"Astaga! Mau ngomong kayak gimana lagi sih biar lo yakin kalau gue ikut klub basket ini bukan mau deketin atau caper sama lo, Kunyuk?" balas gue tanpa bisa menutupi rasa kesal lagi. Napas juga terasa sesak sekarang.
Mata sayu si Kunyuk kini menatap gue tajam. "Apa lo bilang? Kunyuk?"
"Iya, lo itu Kunyuk. Monyet kecil. Tahu, 'kan? Kunyuk yang sok kegantengan dan berpikir semua cewek ngejar-ngejar dia," jelas gue tertawa keras tanpa sadar saking frustasinya menghadapi cowok kayak gini.
Brandon, si Kunyuk, maju satu langkah ke depan. Matanya nggak lepas dari gue sejak tadi. Dia pikir nyali ini bakalan ciut lihat tampang sok cool-nya? Sorry to say, gue nggak takut sedikitpun.
"Kenapa? Mau intimidasi gue? Silakan, nggak takut," tantang gue sambil membusungkan dada.
Rahangnya tampak mengeras sekarang. Gue nggak gentar malah maju juga selangkah sehingga pandangan kami beradu selama beberapa detik.
"Ada apa ini, Bran?" Tiba-tiba terdengar suara cewek dari samping kanan gue.
Spontan kepala ini menoleh ke arahnya. Ternyata salah satu siswi termodis dengan penampilan elegan berdiri bersama dengan empat orang temannya.
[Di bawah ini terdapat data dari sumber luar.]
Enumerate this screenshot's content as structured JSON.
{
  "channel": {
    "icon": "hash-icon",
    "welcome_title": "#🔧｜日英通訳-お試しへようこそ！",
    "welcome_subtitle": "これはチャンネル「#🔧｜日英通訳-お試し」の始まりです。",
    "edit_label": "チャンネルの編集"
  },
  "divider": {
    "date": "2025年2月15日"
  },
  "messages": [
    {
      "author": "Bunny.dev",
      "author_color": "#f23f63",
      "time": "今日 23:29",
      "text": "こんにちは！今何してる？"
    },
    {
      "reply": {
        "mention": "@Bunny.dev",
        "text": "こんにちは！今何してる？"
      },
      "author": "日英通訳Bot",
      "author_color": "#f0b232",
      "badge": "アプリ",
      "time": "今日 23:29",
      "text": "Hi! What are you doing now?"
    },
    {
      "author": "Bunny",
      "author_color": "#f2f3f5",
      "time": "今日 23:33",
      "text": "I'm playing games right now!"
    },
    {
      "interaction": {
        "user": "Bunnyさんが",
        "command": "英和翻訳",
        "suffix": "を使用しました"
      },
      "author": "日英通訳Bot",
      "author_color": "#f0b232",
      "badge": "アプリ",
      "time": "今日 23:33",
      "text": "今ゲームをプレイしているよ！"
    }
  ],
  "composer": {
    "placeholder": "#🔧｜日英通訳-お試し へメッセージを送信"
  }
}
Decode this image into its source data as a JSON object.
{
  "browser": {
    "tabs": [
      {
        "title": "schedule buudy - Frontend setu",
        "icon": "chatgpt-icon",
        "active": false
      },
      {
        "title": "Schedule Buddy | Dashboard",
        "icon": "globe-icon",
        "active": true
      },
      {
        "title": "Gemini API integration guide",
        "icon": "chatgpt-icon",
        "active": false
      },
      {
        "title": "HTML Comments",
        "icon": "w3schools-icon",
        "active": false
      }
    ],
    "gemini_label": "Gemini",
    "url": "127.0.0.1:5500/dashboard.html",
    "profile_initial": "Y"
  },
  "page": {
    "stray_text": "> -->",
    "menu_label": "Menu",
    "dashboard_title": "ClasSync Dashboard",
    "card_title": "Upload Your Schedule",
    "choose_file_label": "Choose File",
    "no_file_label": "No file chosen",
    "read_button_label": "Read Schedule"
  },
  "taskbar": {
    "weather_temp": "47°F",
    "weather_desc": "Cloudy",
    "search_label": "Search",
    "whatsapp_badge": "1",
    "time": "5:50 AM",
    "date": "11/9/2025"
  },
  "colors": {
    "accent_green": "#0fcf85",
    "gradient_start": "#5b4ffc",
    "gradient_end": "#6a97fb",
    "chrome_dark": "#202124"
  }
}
Mungkin mereka satu geng.
Gue dan si Kunyuk sama-sama mundur satu langkah ke belakang. Dia memalingkan paras dengan tatapan dingin kepada cewek-cewek itu.
"Bukan urusan lo," sahut si Kunyuk sambil berlalu memasuki gedung.
Gue juga memutuskan untuk masuk ke gedung secepatnya. Bahaya juga berlama-lama di dekat lima cewek itu. Dari auranya saja sudah menyeramkan. Mungkin mereka fans si Kunyuk.